Denúncia Pará

Rômulo Nina e o plano de esvaziamento do Pronto Socorro: favorecimento à Beneficente Portuguesa escancara conflito de interesses na Saúde de Belém


Secretário articula nos bastidores entrega dos serviços do PS da 14 de Março à Beneficente Portuguesa, hospital onde atuava até o dia anterior à posse.
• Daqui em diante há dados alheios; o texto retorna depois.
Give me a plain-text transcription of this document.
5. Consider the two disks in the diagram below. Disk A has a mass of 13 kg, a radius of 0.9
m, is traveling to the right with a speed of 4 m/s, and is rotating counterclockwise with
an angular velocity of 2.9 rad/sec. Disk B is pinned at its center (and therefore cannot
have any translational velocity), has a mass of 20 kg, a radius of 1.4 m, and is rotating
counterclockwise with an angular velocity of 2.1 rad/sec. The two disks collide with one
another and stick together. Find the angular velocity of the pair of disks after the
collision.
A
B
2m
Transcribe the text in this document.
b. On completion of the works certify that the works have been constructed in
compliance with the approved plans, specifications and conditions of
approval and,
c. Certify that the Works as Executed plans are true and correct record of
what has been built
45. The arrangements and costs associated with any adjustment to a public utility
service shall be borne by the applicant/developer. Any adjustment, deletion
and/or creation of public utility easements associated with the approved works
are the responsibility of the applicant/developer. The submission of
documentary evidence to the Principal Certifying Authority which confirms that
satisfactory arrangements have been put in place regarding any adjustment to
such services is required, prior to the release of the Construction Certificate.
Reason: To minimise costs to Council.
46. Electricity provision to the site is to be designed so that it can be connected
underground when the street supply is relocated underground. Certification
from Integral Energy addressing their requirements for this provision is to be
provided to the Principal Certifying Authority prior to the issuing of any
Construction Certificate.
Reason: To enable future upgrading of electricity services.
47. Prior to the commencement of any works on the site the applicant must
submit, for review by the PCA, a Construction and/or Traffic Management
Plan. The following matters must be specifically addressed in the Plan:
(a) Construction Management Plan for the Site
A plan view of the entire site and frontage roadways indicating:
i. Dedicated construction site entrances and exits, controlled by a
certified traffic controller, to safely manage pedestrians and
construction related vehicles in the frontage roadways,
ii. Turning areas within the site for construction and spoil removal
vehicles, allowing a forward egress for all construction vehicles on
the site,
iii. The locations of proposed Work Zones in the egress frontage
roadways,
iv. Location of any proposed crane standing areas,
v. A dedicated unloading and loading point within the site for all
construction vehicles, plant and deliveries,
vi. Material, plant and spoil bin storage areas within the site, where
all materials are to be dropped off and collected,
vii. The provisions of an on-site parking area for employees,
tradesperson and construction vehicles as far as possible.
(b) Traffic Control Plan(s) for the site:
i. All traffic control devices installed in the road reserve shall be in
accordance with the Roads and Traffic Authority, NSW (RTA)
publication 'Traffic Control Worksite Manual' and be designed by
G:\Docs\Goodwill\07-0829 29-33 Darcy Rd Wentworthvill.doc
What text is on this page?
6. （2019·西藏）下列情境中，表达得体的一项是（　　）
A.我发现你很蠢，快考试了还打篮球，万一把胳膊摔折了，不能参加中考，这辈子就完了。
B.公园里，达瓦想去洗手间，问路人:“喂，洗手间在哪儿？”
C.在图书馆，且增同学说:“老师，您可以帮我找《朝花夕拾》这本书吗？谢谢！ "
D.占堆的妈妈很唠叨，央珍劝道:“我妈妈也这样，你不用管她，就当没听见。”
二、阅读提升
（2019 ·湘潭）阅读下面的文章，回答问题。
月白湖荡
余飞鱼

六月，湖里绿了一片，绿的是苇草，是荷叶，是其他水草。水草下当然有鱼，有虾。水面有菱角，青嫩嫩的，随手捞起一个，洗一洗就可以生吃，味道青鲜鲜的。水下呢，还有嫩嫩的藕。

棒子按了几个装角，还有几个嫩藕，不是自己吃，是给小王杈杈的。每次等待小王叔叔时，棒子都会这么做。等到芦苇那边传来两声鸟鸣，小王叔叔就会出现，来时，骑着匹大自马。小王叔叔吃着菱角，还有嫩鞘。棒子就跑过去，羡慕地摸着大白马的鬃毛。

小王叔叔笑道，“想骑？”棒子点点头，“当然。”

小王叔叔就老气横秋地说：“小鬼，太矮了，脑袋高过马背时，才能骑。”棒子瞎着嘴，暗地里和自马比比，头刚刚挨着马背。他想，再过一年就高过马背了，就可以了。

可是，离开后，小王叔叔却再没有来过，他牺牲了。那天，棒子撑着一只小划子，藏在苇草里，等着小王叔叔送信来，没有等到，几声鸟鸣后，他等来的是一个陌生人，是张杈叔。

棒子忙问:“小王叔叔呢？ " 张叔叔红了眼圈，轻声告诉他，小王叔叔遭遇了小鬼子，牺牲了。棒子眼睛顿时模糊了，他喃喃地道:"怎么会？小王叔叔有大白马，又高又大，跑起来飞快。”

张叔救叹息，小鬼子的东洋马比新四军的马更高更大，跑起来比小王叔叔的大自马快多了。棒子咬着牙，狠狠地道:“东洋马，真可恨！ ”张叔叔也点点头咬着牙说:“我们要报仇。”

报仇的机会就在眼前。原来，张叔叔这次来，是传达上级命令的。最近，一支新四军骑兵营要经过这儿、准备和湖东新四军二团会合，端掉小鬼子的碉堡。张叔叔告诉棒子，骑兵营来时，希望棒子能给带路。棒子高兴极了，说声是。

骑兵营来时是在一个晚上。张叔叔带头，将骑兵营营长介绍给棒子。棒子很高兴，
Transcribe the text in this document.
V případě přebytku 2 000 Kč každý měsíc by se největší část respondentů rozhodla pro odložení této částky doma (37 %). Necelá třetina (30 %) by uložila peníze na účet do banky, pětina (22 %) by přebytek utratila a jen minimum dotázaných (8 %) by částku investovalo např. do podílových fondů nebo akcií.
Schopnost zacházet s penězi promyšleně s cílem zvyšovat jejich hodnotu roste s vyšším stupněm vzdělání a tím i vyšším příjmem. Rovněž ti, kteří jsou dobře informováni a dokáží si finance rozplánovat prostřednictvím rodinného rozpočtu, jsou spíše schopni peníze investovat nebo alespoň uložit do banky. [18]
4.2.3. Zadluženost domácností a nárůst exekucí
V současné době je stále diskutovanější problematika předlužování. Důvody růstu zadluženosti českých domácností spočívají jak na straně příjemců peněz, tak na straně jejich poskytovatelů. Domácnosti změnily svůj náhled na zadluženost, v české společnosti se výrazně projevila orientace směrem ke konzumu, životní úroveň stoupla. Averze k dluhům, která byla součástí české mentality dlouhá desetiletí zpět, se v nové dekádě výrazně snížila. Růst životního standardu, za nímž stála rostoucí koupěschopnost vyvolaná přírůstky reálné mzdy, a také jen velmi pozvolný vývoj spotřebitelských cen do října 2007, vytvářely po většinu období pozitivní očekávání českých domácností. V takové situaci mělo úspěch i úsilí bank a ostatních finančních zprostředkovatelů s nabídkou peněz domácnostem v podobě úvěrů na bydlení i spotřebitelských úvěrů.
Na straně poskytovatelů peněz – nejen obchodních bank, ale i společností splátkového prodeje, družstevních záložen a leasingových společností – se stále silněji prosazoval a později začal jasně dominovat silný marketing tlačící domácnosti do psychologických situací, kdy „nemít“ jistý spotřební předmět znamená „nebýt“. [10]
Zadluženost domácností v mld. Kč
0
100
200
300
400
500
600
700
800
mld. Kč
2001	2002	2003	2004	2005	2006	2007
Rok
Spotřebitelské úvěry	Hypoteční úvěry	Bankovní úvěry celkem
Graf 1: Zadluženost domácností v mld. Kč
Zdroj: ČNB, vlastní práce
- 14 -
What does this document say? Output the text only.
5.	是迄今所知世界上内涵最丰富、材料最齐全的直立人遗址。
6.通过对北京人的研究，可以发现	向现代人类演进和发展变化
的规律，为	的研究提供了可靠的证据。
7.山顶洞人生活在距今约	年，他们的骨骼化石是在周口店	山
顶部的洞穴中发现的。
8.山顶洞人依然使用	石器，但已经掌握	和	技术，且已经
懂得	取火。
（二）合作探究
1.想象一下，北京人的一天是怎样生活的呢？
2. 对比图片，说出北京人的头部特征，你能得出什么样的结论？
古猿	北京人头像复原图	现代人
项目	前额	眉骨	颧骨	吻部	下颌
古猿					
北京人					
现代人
Credenciamento recém-aberto já tem “vencedor” comentado nas ruas.


Desde que assumiu a Secretaria Municipal de Saúde de Belém, em 1º de janeiro de 2025, o médico Rômulo Nina tem atuado para enfraquecer o Pronto Socorro da 14 de Março — uma das unidades mais simbólicas da rede pública — enquanto pavimenta o caminho para entregar seus serviços ao Hospital Beneficente Portuguesa, instituição privada na qual era diretor até 31 de dezembro de 2024. Um processo de credenciamento aberto pela prefeitura nas últimas semanas deve “oficializar” o que já se comenta em toda a cidade: a Beneficente será a escolhida, numa operação que escancara indícios de favorecimento e conflito de interesses.

A operação do silêncio: do hospital ao gabinete

Documentos obtidos com exclusividade pela reportagem mostram que, desde o início da gestão Nina, há um esvaziamento deliberado e progressivo das atividades no PS da 14 de Março. Servidores relatam falta de insumos, atrasos em repasses, redução do número de médicos plantonistas e recusa sistemática da gestão em realizar reformas urgentes no prédio — medidas que fragilizam o atendimento e preparam o terreno para o argumento da “ineficiência” da unidade pública.

“É um sucateamento planejado”, denuncia um funcionário da unidade, sob anonimato. “Eles estão fazendo o serviço afundar para justificar a entrega. O próprio secretário já deixou escapar que a Beneficente Portuguesa tem ‘melhor estrutura’ para assumir.”

Não é à toa que o credenciamento emergencial aberto pela SESMA — sob o pretexto de garantir continuidade no atendimento — tem um nome circulando nos bastidores como certo: o da própria Beneficente Portuguesa. A mesma instituição da qual Nina foi Diretor de Qualidade e Planejamento até o apagar das luzes de 2024.

Laços perigosos: da Promiscuidade política ao possível crime de improbidade

Entre janeiro e abril de 2025, a agenda interna da Secretaria mostra ao menos cinco encontros informais de Rômulo Nina com diretores da Beneficente Portuguesa — nenhum deles registrado oficialmente. Fotos publicadas por executivos do hospital nas redes sociais mostram o secretário confraternizando com antigos colegas de gestão, trocando sorrisos e brindes. A distância entre o público e o privado parece cada vez mais borrada.

De acordo com a Lei nº 12.813/2013, que trata sobre conflitos de interesse no serviço público, um agente não pode atuar para beneficiar uma empresa da qual tenha sido empregado ou dirigente nos seis meses anteriores. Embora federal, esse princípio é referência para todas as esferas da administração. Juristas ouvidos pela reportagem alertam que há, no mínimo, indícios claros de violação ao princípio da impessoalidade, previsto na Constituição.

“Esse caso é um prato cheio para o Ministério Público”, avalia uma procuradora do Estado, sob condição de anonimato. “Há proximidade, há movimentação institucional com benefício concreto e há um processo sendo desenhado para transferir serviços públicos para uma entidade privada ligada ao gestor. Se isso não é conflito de interesses, o que seria?”

Nina cala. Prefeitura omite. E o povo paga.

A reportagem entrou em contato com a Secretaria Municipal de Saúde para esclarecer a relação de Nina com a Beneficente Portuguesa e questionar o critério do novo credenciamento. Nenhuma resposta foi dada até o fechamento deste texto. A direção da Beneficente também ignorou os pedidos de entrevista.

Na Câmara Municipal, já se articula um pedido de convocação do secretário para prestar esclarecimentos. Parlamentares ouvidos em off confirmam que há indignação nos bastidores — mas medo de retaliações políticas por parte da prefeitura. Por enquanto, o prefeito Igor Normando mantém silêncio. Nos corredores da gestão municipal, há quem diga que ele foi “pego de surpresa” pelas movimentações de Rômulo Nina e que estaria “incomodado” com os indícios de favorecimento. Mas a pergunta que ecoa nas ruas de Belém é direta: o prefeito vai mesmo deixar essa manobra passar diante dos olhos de todos, sem reagir?